A recent Upper Tribunal case confirmed that the courts and tribunals should have regard to the authority’s ‘lawful policy’ and pay proper attention to the local authority’s decisions made and the reasoning behind them. In a climate where local authorities are seeking ‘pragmatic’ ways of enforcement delivery, all the indications are that it is the LHA’s enforcement policy which should underpin the response to the outbreak, continuing to protect tenants against poor housing conditions whilst maintaining statutory duties.
There will no doubt be difficult decisions ahead: prioritising complaints; balancing the need to address poor housing conditions; and protecting the health and safety of an LHA’s workforce and their customers whilst controlling and preventing the spread of Covid-19. Where an imminent risk is identified to a residential occupier and the LA is aware that a tenant is vulnerable, it might not be possible to inspect a property. In these circumstances, the government’s Covid-19 enforcement guidance suggests assessments could be made through photographs, video or live broadcasting by the tenant.
Options for addressing hazardous conditions might include the provision of alternative accommodation, suspending action or notices which are non-urgent (due to difficulties in completing the works) or taking other forms of enforcement action, such as a prohibition orders covering only part of a property. Where alternative accommodation or the suspension of works is not a viable option, addressing imminent risk scenarios through the use of emergency remedial action might provide a suitable solution. Works might include making an electrical installation safe, ensuring heating or hot water is provided or making sure a fire alarm system is operational, which will allow for the imminent risk element to be addressed.
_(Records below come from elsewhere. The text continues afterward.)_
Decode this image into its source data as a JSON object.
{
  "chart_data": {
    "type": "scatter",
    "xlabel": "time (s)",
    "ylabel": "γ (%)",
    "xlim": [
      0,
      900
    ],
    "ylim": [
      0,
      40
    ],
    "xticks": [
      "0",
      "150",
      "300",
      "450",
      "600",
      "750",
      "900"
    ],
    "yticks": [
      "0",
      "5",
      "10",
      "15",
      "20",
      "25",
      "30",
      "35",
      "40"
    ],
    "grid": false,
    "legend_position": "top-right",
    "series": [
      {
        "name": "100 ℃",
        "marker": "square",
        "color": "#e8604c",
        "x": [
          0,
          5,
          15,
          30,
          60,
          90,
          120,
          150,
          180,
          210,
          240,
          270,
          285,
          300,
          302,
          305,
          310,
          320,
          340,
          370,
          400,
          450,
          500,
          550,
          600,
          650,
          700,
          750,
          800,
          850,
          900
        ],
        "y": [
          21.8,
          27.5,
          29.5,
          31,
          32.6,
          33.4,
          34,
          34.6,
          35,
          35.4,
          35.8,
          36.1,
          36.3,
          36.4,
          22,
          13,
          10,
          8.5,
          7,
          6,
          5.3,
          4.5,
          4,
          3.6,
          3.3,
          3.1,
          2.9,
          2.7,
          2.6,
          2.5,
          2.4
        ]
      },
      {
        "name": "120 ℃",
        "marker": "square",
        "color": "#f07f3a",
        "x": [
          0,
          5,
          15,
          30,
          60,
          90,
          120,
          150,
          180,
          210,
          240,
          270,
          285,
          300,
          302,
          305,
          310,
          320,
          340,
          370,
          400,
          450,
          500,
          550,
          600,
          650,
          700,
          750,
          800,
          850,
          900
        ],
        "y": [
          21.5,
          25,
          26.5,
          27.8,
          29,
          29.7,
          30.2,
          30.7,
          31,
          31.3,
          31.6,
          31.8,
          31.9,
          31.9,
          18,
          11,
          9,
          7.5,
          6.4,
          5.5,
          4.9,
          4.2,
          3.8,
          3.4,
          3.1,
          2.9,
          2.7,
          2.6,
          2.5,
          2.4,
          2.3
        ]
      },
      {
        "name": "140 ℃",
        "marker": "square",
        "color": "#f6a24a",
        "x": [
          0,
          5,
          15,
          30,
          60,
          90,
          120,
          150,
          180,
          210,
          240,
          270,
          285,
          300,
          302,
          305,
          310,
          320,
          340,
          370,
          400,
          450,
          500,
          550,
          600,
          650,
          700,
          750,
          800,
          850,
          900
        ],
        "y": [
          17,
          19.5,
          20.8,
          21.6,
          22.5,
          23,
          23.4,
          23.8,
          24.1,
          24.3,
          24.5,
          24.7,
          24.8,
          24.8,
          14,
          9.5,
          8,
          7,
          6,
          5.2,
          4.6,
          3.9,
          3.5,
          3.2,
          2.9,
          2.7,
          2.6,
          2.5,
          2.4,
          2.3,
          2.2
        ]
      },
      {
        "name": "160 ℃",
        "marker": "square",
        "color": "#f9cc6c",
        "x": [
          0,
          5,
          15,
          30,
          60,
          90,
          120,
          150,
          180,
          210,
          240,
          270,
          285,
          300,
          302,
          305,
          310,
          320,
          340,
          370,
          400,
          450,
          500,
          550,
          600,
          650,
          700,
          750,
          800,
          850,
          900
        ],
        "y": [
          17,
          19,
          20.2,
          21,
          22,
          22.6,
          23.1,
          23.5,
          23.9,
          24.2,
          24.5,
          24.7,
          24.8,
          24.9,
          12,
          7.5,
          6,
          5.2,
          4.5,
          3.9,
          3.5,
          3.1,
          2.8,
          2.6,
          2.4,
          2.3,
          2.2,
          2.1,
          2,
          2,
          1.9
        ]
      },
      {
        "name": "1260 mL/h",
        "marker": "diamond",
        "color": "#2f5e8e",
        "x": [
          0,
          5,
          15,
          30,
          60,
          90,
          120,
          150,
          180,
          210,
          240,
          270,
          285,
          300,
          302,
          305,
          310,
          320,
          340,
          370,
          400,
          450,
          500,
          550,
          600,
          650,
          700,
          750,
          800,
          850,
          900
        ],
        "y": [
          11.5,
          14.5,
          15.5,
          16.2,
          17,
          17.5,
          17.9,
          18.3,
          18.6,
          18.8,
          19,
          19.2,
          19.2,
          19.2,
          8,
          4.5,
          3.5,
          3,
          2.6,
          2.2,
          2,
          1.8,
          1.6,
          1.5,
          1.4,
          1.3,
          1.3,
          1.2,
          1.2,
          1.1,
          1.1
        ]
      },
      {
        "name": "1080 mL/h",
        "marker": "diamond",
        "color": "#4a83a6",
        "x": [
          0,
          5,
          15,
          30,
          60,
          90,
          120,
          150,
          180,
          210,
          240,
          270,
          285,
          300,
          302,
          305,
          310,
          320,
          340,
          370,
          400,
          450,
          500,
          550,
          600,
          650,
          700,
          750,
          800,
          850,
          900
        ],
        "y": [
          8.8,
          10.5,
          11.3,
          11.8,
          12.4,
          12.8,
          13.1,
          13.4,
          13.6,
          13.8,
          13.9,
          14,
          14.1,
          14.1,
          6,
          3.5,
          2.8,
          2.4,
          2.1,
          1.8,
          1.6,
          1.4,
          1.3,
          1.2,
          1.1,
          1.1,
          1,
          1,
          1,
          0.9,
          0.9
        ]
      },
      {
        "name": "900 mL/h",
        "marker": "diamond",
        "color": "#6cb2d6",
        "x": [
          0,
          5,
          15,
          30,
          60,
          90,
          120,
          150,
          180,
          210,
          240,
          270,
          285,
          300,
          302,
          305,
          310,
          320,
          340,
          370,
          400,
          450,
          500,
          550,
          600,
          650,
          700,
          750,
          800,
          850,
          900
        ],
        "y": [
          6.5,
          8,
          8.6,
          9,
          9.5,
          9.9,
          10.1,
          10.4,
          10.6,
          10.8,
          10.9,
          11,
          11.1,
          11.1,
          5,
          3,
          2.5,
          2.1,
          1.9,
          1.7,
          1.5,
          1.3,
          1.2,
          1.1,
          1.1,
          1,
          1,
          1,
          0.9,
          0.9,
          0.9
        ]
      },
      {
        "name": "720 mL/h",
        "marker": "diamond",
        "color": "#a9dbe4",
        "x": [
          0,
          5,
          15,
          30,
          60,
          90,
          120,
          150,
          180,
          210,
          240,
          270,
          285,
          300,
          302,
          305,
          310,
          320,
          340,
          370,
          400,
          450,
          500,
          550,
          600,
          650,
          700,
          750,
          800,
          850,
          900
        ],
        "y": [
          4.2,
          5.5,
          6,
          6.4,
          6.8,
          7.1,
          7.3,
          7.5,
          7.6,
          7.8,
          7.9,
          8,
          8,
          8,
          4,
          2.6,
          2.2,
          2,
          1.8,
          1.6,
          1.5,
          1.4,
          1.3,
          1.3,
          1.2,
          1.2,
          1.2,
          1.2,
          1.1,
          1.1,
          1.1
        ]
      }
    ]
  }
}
Wider concerns around the condition of such services and associated hazards may be addressed through suspended action at a later date when Covid-19 restrictions are relaxed, for instance. Such essential works may, for example, only require access to the common parts; during which time, maintaining social distancing, use of PPE and appropriate ‘cleaning down’ guidance must be strictly adhered to.
The use of such emergency measures may also have the added benefit of providing additional protections against retaliatory evictions. Existing protections against retaliatory eviction under the Deregulation Act 2015 are available to tenants if LHAs have taken certain actions under the Housing Act 2004. Section 33(1) of the 2015 Act provides that where a ‘relevant notice’ is served in relation to a dwelling house, a section 21 notice may not be given in relation to an AST within six months from when the notice is served. A ‘relevant notice’ is, for these purposes, an improvement or emergency remedial action notice served under Part 1 of the Housing Act 2004 by the relevant LHA. The 2015 Act is triggered where the tenant notified the landlord (or person acting on their behalf) regarding the condition of the dwelling house and the landlord failed to provide an adequate response. A subsequent complaint to the LHA resulting in service of a ‘relevant notice’ would invalidate any future service of a section 21 notice within six months from date of service from the LHA.
The challenges faced by LHAs and their partners during the Covid-19 outbreak and its impact on the enforcement of standards in rented properties are wide ranging. I invite EHPs, housing and public health professionals to share and exchange information about how you are responding to the outbreak through RIAMS Communities. It will help us develop consistent approaches to the challenges Covid-19 has placed before us.